The Los Alamos National Laboratory is seeking industry partners to commercialize Sequedex, a software program developed at the lab for classifying short DNA sequence reads according to phylogeny and function.
By commercializing Sequedex, LANL hopes to make the software more usable for a broader range of researchers including those who aren’t sequence analysis experts, Benjamin McMahon, acting group leader in LANL’s theoretical biology and biophysics lab and one of Sequedex’s developers, told BioInform. Working with an industry partner will also help the lab defray the associated costs of that process, he added.
Sequedex was developed to characterize microbial communities. It searches for exact matches between short-read DNA sequences and a list of pre-determined “signatures” and then maps the hits to the appropriate branches of a phylogenetic tree.
Although it was developed specifically for analyzing metagenomic datasets, McMahon and his colleagues believe Sequedex can be used in numerous clinical and environmental applications that require microbial genome analysis.
So far, LANL has identified some “application-specific” potential partners and collaborators that it has begun interacting with, McMahon said.
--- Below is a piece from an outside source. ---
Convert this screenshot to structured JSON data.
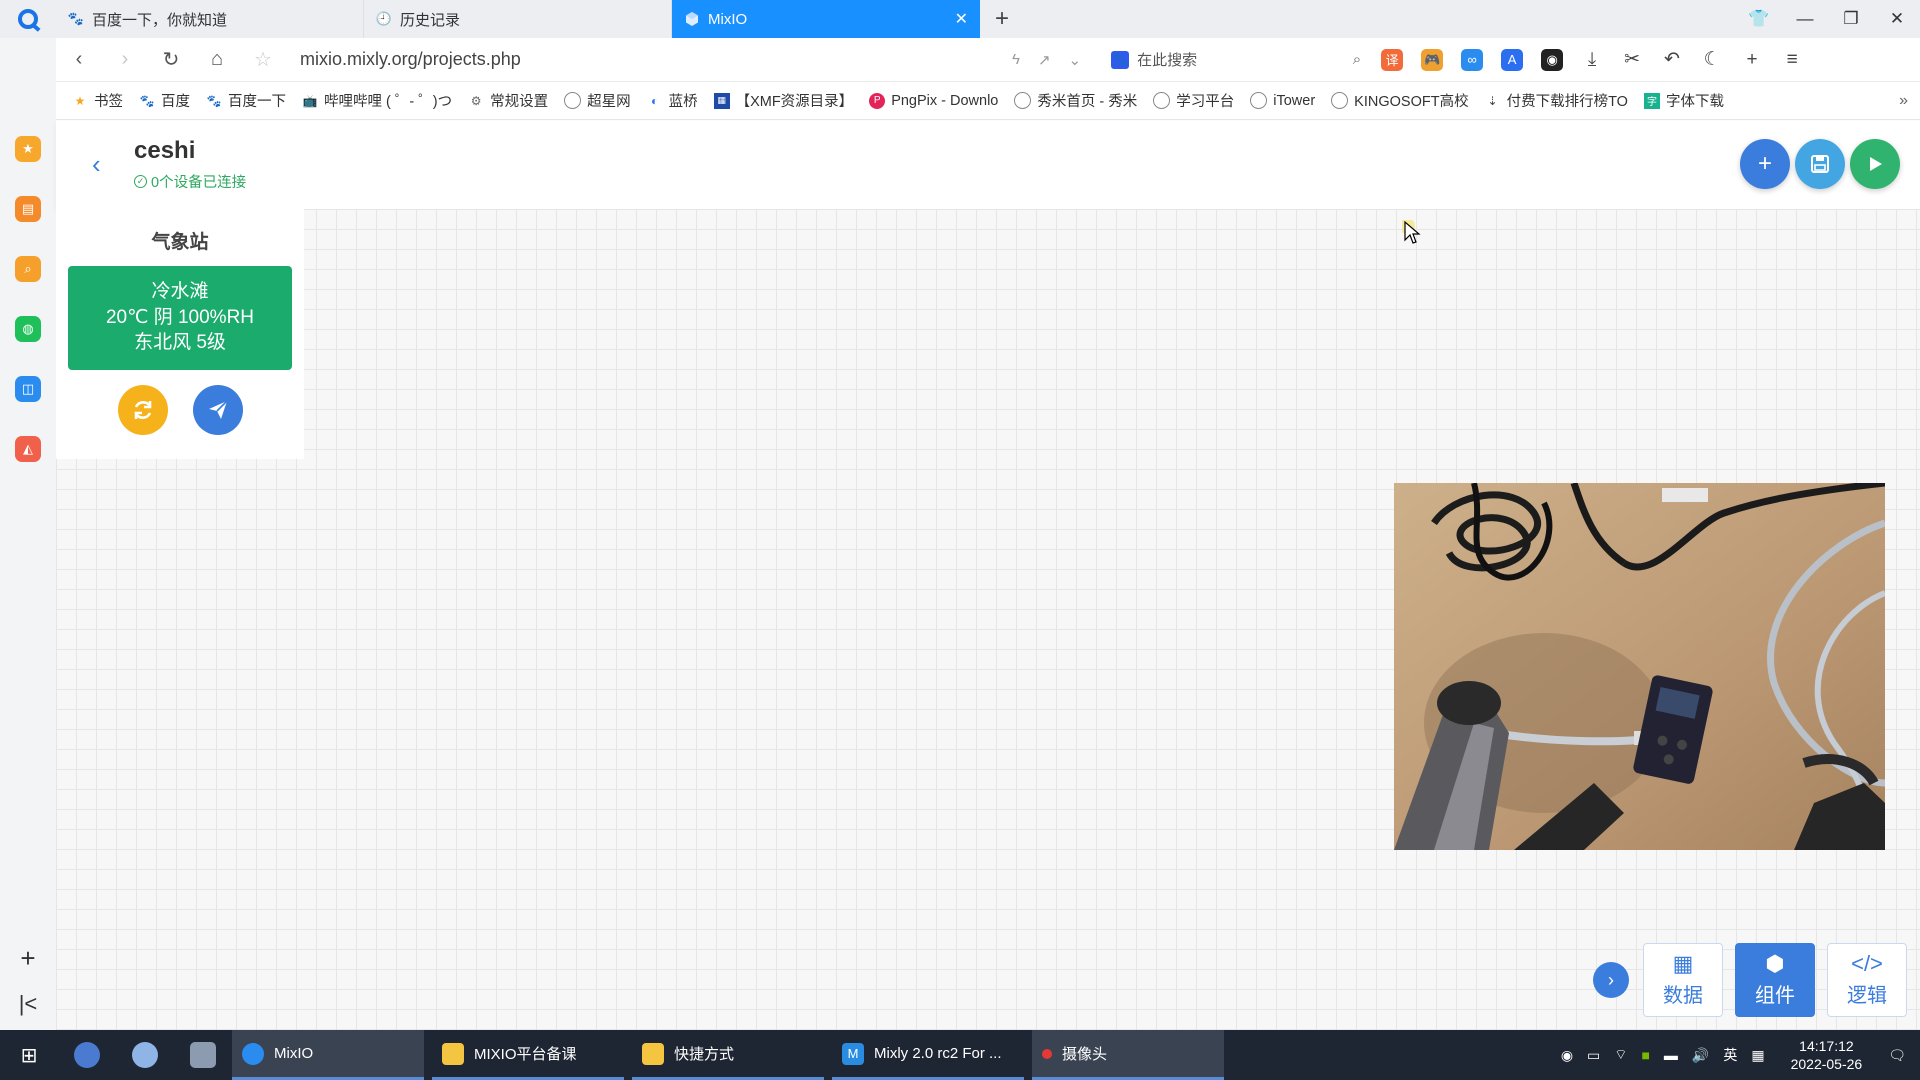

The list includes a consumer products company as well as researchers involved in viral diagnostics and biofuels, he said. He could not disclose specific details about these groups since those discussions are still ongoing.
Some other potential application areas for the software include identifying and characterizing microorganisms for medicine, biodefense, and in pharmaceutical settings. It could also be useful for epidemiological projects in public health as well as to mine enzymes for use in chemical and manufacturing activities.
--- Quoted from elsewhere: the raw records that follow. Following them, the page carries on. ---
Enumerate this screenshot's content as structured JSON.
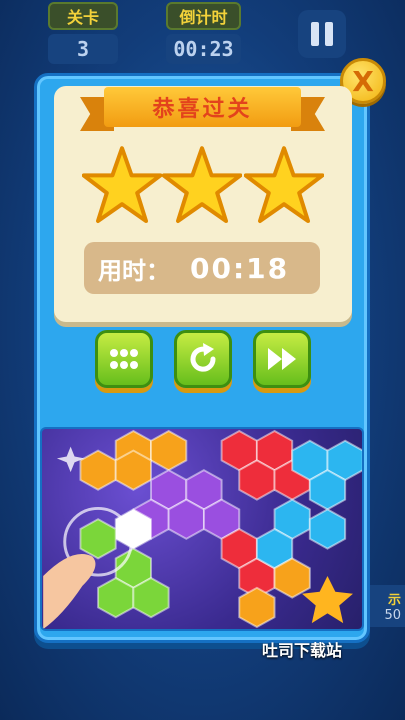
{
  "hud": {
    "level_label": "关卡",
    "level_value": "3",
    "timer_label": "倒计时",
    "timer_value": "00:23"
  },
  "side_hint": {
    "label": "示",
    "value": "50"
  },
  "result": {
    "title": "恭喜过关",
    "stars_earned": 3,
    "stars_total": 3,
    "time_label": "用时：",
    "time_value": "00:18"
  },
  "buttons": {
    "close_glyph": "X",
    "menu_icon": "grid-menu-icon",
    "replay_icon": "replay-icon",
    "next_icon": "fast-forward-icon"
  },
  "watermark": "吐司下载站",
  "colors": {
    "modal": "#2da7ee",
    "card": "#f7efcf",
    "ribbon": "#f29c12",
    "title_text": "#e3431c",
    "star": "#ffd21f",
    "button_green": "#66be1c"
  }
}
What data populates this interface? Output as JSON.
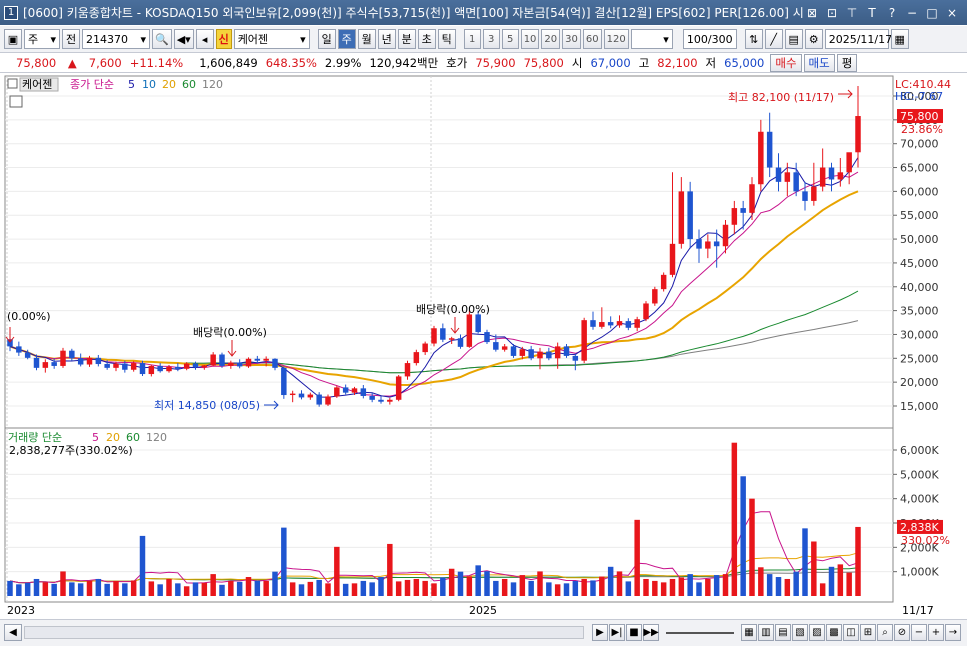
{
  "window": {
    "number": "1",
    "title": "[0600] 키움종합차트 - KOSDAQ150 외국인보유[2,099(천)] 주식수[53,715(천)] 액면[100] 자본금[54(억)] 결산[12월] EPS[602] PER[126.00] 시",
    "controls": [
      "⊠",
      "⊡",
      "⊤",
      "T",
      "?",
      "−",
      "□",
      "×"
    ]
  },
  "toolbar": {
    "market_type": "주",
    "scope": "전",
    "code": "214370",
    "new_badge": "신",
    "stock_name": "케어젠",
    "periods": [
      {
        "label": "일",
        "active": false
      },
      {
        "label": "주",
        "active": true
      },
      {
        "label": "월",
        "active": false
      },
      {
        "label": "년",
        "active": false
      },
      {
        "label": "분",
        "active": false
      },
      {
        "label": "초",
        "active": false
      },
      {
        "label": "틱",
        "active": false
      }
    ],
    "intervals": [
      "1",
      "3",
      "5",
      "10",
      "20",
      "30",
      "60",
      "120"
    ],
    "count": "100",
    "count_max": "/300",
    "date": "2025/11/17"
  },
  "quote": {
    "price": "75,800",
    "arrow": "▲",
    "change": "7,600",
    "change_pct": "+11.14%",
    "volume": "1,606,849",
    "volume_ratio": "648.35%",
    "turnover": "2.99%",
    "amount": "120,942백만",
    "hoga_label": "호가",
    "ask": "75,900",
    "bid": "75,800",
    "open_label": "시",
    "open": "67,000",
    "high_label": "고",
    "high": "82,100",
    "low_label": "저",
    "low": "65,000",
    "buy_btn": "매수",
    "sell_btn": "매도",
    "eval_btn": "평"
  },
  "price_panel": {
    "name_tag": "케어젠",
    "indicator": "종가 단순",
    "ma_periods": [
      {
        "label": "5",
        "color": "#1a1aa8"
      },
      {
        "label": "10",
        "color": "#0f6fb8"
      },
      {
        "label": "20",
        "color": "#e0a000"
      },
      {
        "label": "60",
        "color": "#1a8a30"
      },
      {
        "label": "120",
        "color": "#808080"
      }
    ],
    "lc": "LC:410.44",
    "hc": "HC:-7.67",
    "cur_label": "75,800",
    "cur_pct": "23.86%",
    "max_annotation": "최고 82,100 (11/17)",
    "min_annotation": "최저 14,850 (08/05)",
    "start_annotation": "(0.00%)",
    "div_annotations": [
      "배당락(0.00%)",
      "배당락(0.00%)"
    ],
    "axis_labels": [
      "80,000",
      "75,000",
      "70,000",
      "65,000",
      "60,000",
      "55,000",
      "50,000",
      "45,000",
      "40,000",
      "35,000",
      "30,000",
      "25,000",
      "20,000",
      "15,000"
    ]
  },
  "volume_panel": {
    "indicator": "거래량 단순",
    "ma_periods": [
      {
        "label": "5",
        "color": "#c8148c"
      },
      {
        "label": "20",
        "color": "#e0a000"
      },
      {
        "label": "60",
        "color": "#1a8a30"
      },
      {
        "label": "120",
        "color": "#808080"
      }
    ],
    "value_text": "2,838,277주(330.02%)",
    "cur_label": "2,838K",
    "cur_pct": "330.02%",
    "axis_labels": [
      "6,000K",
      "5,000K",
      "4,000K",
      "3,000K",
      "2,000K",
      "1,000K"
    ]
  },
  "x_axis": {
    "labels": [
      "2023",
      "2025"
    ],
    "right_label": "11/17"
  },
  "colors": {
    "up": "#e8161b",
    "down": "#1f55d0",
    "ma5": "#1a1aa8",
    "ma10": "#c8148c",
    "ma20": "#e8a400",
    "ma60": "#1a8a30",
    "ma120": "#808080"
  },
  "chart_data": {
    "type": "candlestick",
    "weeks": 100,
    "candles": [
      [
        29000,
        29500,
        26500,
        27500
      ],
      [
        27500,
        28500,
        25500,
        26200
      ],
      [
        26200,
        26800,
        24800,
        25100
      ],
      [
        25100,
        25800,
        22500,
        23000
      ],
      [
        23000,
        24800,
        22000,
        24200
      ],
      [
        24200,
        25000,
        22800,
        23400
      ],
      [
        23400,
        27200,
        23000,
        26600
      ],
      [
        26600,
        27000,
        24500,
        25000
      ],
      [
        25000,
        26000,
        23300,
        23700
      ],
      [
        23700,
        25500,
        23200,
        25100
      ],
      [
        25100,
        25700,
        23300,
        23800
      ],
      [
        23800,
        24600,
        22600,
        23000
      ],
      [
        23000,
        24300,
        22300,
        23900
      ],
      [
        23900,
        24500,
        22000,
        22600
      ],
      [
        22600,
        24400,
        22200,
        24000
      ],
      [
        24000,
        24500,
        21300,
        21700
      ],
      [
        21700,
        23700,
        21200,
        23400
      ],
      [
        23400,
        24000,
        22000,
        22300
      ],
      [
        22300,
        23600,
        22000,
        23200
      ],
      [
        23200,
        24000,
        22300,
        22800
      ],
      [
        22800,
        24200,
        22500,
        23900
      ],
      [
        23900,
        24300,
        22600,
        23100
      ],
      [
        23100,
        23600,
        22600,
        23500
      ],
      [
        23500,
        26300,
        23300,
        25800
      ],
      [
        25800,
        26200,
        23000,
        23400
      ],
      [
        23400,
        24500,
        22800,
        24100
      ],
      [
        24100,
        24800,
        22900,
        23300
      ],
      [
        23300,
        25200,
        23000,
        24900
      ],
      [
        24900,
        25500,
        24000,
        24500
      ],
      [
        24500,
        25400,
        23300,
        24900
      ],
      [
        24900,
        25000,
        22500,
        23000
      ],
      [
        23000,
        23300,
        16500,
        17300
      ],
      [
        17300,
        18200,
        15800,
        17600
      ],
      [
        17600,
        18300,
        16400,
        16800
      ],
      [
        16800,
        17800,
        16300,
        17400
      ],
      [
        17400,
        17900,
        14850,
        15300
      ],
      [
        15300,
        17400,
        15000,
        17000
      ],
      [
        17000,
        19300,
        16700,
        18900
      ],
      [
        18900,
        19500,
        17400,
        17800
      ],
      [
        17800,
        19000,
        17300,
        18700
      ],
      [
        18700,
        19400,
        16600,
        17100
      ],
      [
        17100,
        17700,
        15800,
        16300
      ],
      [
        16300,
        17100,
        15500,
        15900
      ],
      [
        15900,
        16700,
        15300,
        16300
      ],
      [
        16300,
        21500,
        16000,
        21200
      ],
      [
        21200,
        24500,
        20500,
        24000
      ],
      [
        24000,
        26800,
        23500,
        26300
      ],
      [
        26300,
        28500,
        25700,
        28100
      ],
      [
        28100,
        31800,
        27500,
        31300
      ],
      [
        31300,
        32300,
        28400,
        28900
      ],
      [
        28900,
        29500,
        28000,
        29200
      ],
      [
        29200,
        30000,
        27000,
        27400
      ],
      [
        27400,
        35000,
        27200,
        34200
      ],
      [
        34200,
        35000,
        30200,
        30500
      ],
      [
        30500,
        31000,
        28000,
        28400
      ],
      [
        28400,
        30000,
        26400,
        26800
      ],
      [
        26800,
        28000,
        26400,
        27500
      ],
      [
        27500,
        28000,
        25100,
        25500
      ],
      [
        25500,
        27400,
        24800,
        26900
      ],
      [
        26900,
        27600,
        24600,
        25000
      ],
      [
        25000,
        27200,
        22700,
        26400
      ],
      [
        26400,
        27200,
        24600,
        25000
      ],
      [
        25000,
        28300,
        22800,
        27500
      ],
      [
        27500,
        28000,
        25100,
        25500
      ],
      [
        25500,
        26000,
        22500,
        24500
      ],
      [
        24500,
        33500,
        24000,
        33000
      ],
      [
        33000,
        34800,
        31000,
        31600
      ],
      [
        31600,
        35700,
        31200,
        32600
      ],
      [
        32600,
        33800,
        31300,
        31900
      ],
      [
        31900,
        34000,
        31400,
        32800
      ],
      [
        32800,
        33400,
        30900,
        31400
      ],
      [
        31400,
        33700,
        30700,
        33200
      ],
      [
        33200,
        37000,
        32800,
        36500
      ],
      [
        36500,
        40000,
        36000,
        39500
      ],
      [
        39500,
        43000,
        39000,
        42500
      ],
      [
        42500,
        64000,
        42000,
        49000
      ],
      [
        49000,
        63000,
        48000,
        60000
      ],
      [
        60000,
        62000,
        48000,
        50000
      ],
      [
        50000,
        52000,
        45000,
        48000
      ],
      [
        48000,
        51000,
        46000,
        49500
      ],
      [
        49500,
        52000,
        44000,
        48500
      ],
      [
        48500,
        54000,
        47000,
        53000
      ],
      [
        53000,
        58000,
        51000,
        56500
      ],
      [
        56500,
        58000,
        52000,
        55500
      ],
      [
        55500,
        63000,
        54000,
        61500
      ],
      [
        61500,
        75000,
        60000,
        72500
      ],
      [
        72500,
        76500,
        63000,
        65000
      ],
      [
        65000,
        68000,
        60000,
        62000
      ],
      [
        62000,
        66000,
        59000,
        64000
      ],
      [
        64000,
        66000,
        59000,
        60000
      ],
      [
        60000,
        62000,
        56000,
        58000
      ],
      [
        58000,
        66000,
        57000,
        61000
      ],
      [
        61000,
        69000,
        60000,
        65000
      ],
      [
        65000,
        66000,
        60000,
        62500
      ],
      [
        62500,
        67000,
        61000,
        64000
      ],
      [
        64000,
        67500,
        61500,
        68200
      ],
      [
        68200,
        82100,
        65000,
        75800
      ]
    ],
    "volume_k": [
      620,
      480,
      540,
      700,
      560,
      500,
      1010,
      560,
      520,
      620,
      700,
      500,
      620,
      520,
      640,
      2470,
      600,
      480,
      700,
      520,
      400,
      560,
      540,
      900,
      460,
      620,
      580,
      780,
      620,
      620,
      1000,
      2810,
      560,
      480,
      580,
      660,
      520,
      2020,
      500,
      520,
      620,
      560,
      780,
      2140,
      600,
      660,
      700,
      620,
      520,
      760,
      1120,
      1000,
      800,
      1260,
      1020,
      620,
      700,
      560,
      860,
      620,
      1010,
      560,
      480,
      520,
      620,
      700,
      640,
      800,
      1200,
      1010,
      600,
      3130,
      700,
      620,
      560,
      700,
      760,
      900,
      560,
      700,
      860,
      900,
      6300,
      4920,
      4000,
      1180,
      900,
      780,
      700,
      1000,
      2780,
      2240,
      520,
      1200,
      1300,
      960,
      2838
    ]
  }
}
A free two-month demo version of Sequedex is available here.
A Substitute for Blastx
McMahon and his colleagues began developing Sequedex about three years ago with funds from the Department of Energy's Laboratory Directed Research and Development program, which supports science and engineering research within DOE's national laboratories.
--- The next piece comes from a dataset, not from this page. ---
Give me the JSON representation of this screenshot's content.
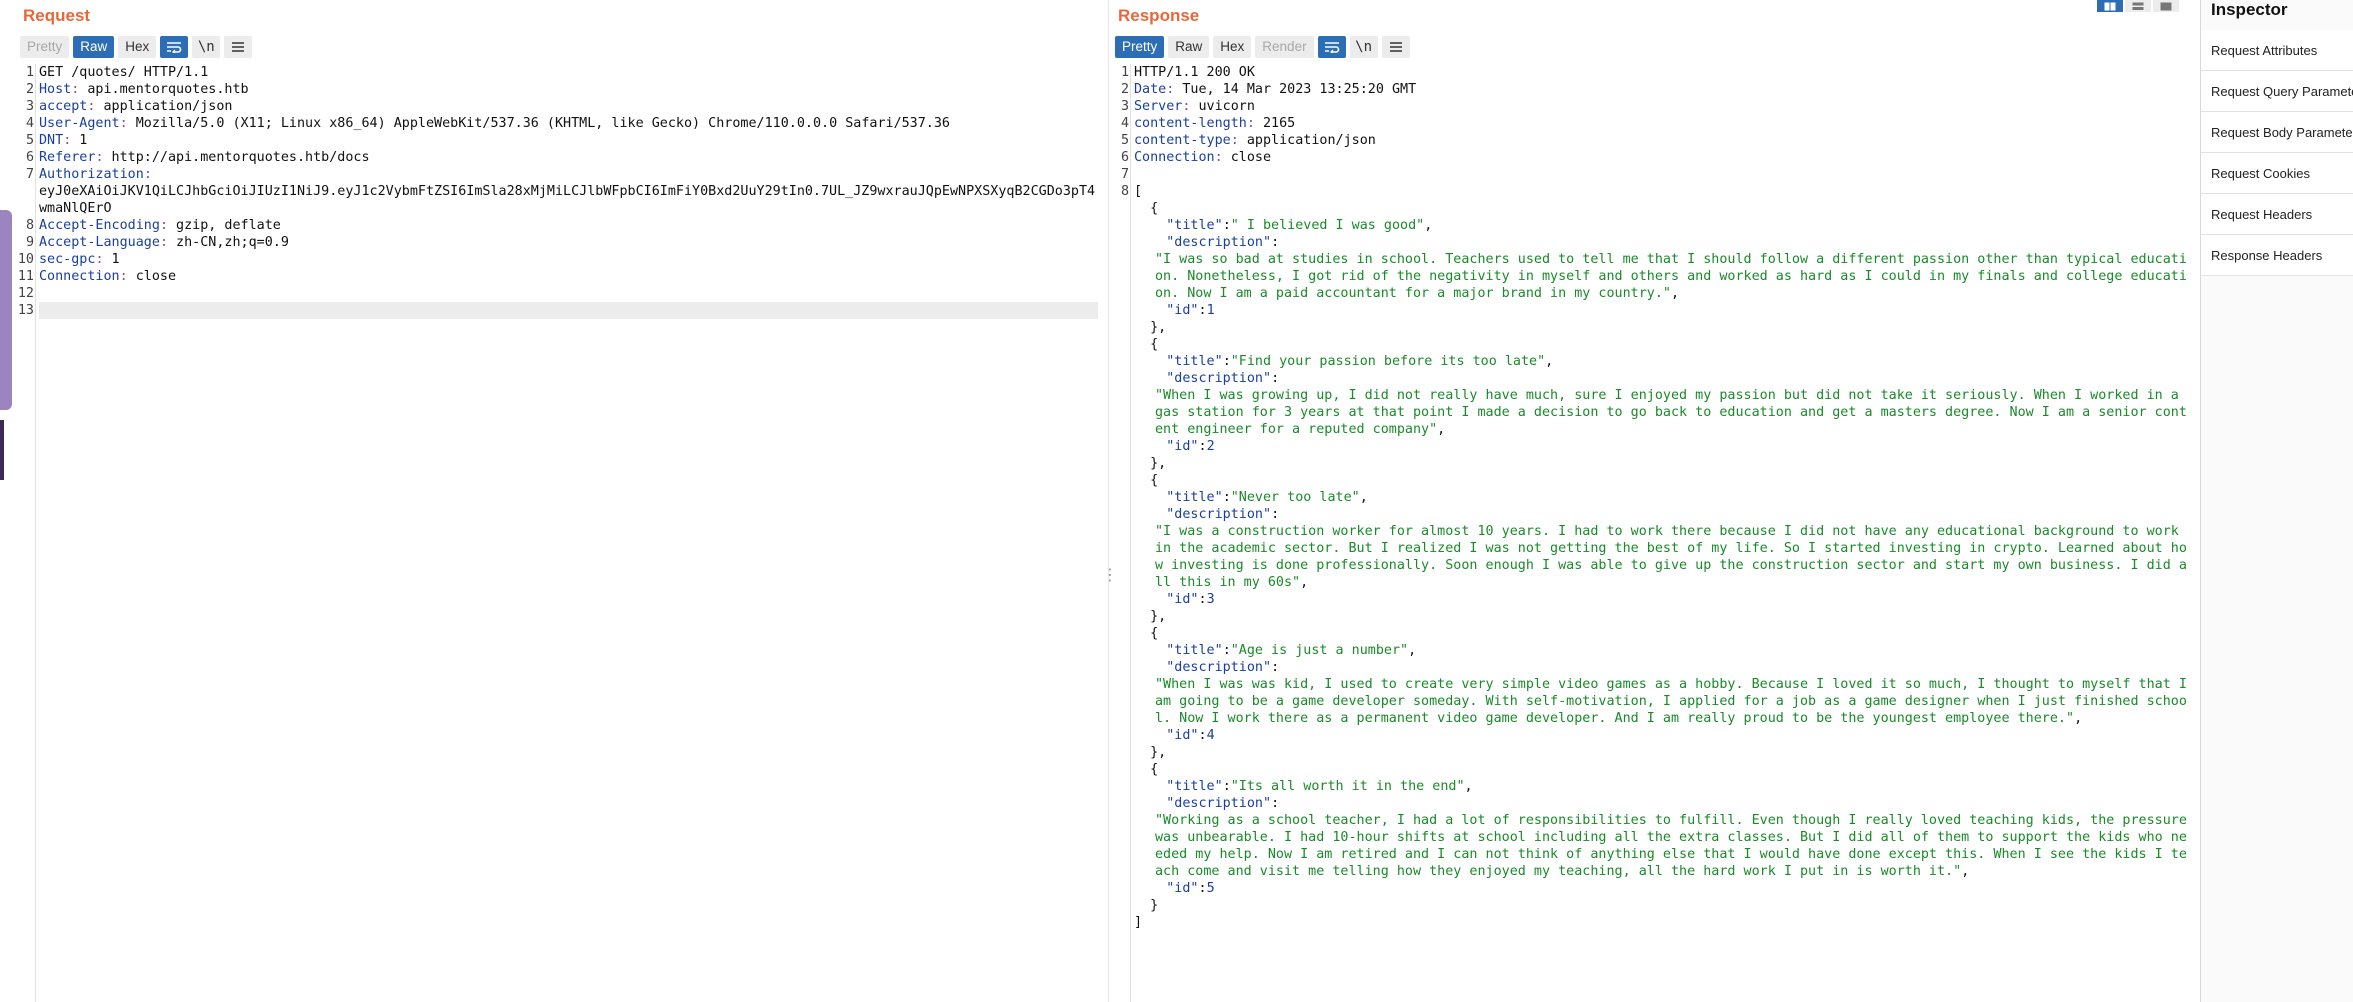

“In some ways, you could look at it as a substitute for Blastx,” which searches protein databases using a translated nucleotide query, he said. Sequedex “serves a similar role [but] is a lot faster.”
He explained that the software relies on a data module that contains 20 million 10-mer amino acid signatures from “multiple genera of a 400-genome bacterial reference set.”
In Sequedex, “every signature is assigned a node on the bacterial phylogeny
according to the diversity of organisms containing it, and most also have a
functional assignment,” he told BioInform. “Based on exact matches to this signature list, Sequedex assigns both phylogeny and function to DNA fragments on a read-by-read basis at the rate of 6 Gbp/hour on a single core of a standard laptop computer with a sensitivity and specificity [that is] comparable to Blastx.”
According to a paper on Sequedex published in August in BMC Research Notes, methods based on Blastx assigned function at a rate of 25 kbp/hour.
Sequedex works faster then Blastx because important phylogentic signatures are pre-computed ahead of time, McMahon explained.
“We … pruned things down by picking one representative organism per genus,” he said. These signatures “make up only five percent of the total number of possible 10-mers in these organisms.” As a result, Sequedex has a much smaller pool to search from, which makes the program run faster.
Also, unlike Blastx, “we pre-compute the phylogenetic specificity for each signature as much as possible,” he said. This means “[we define] for each signature, not only where in the phylogeny does that signature occur but how specifically you can attribute with that signature” — for example, “is it indicative of a particular organism like Yersinia pestis … or is it simply indicative of an enteric bacteria, which has very different implications.”
Another difference between the two programs is Sequedex’s ability to handle short reads, McMahon said.
“Blast has a real problem with short reads because it doesn’t know where the start and the end of the gene is and the similarity scores are all designed to be global similarity scores for long matches,” he explained. “Sequedex is going to be much less fooled by the domain structures of proteins and by the fact that the modern sequencers send out short reads instead of long reads.”
Both the phylogenetic and functional profiles of Sequedex’s bacterial communities can be obtained with the current version of the software, McMahon said.
The developers plan to include additional data modules as well as the ability to annotate individual reads with phylogeny and function in later iterations of the program, he added.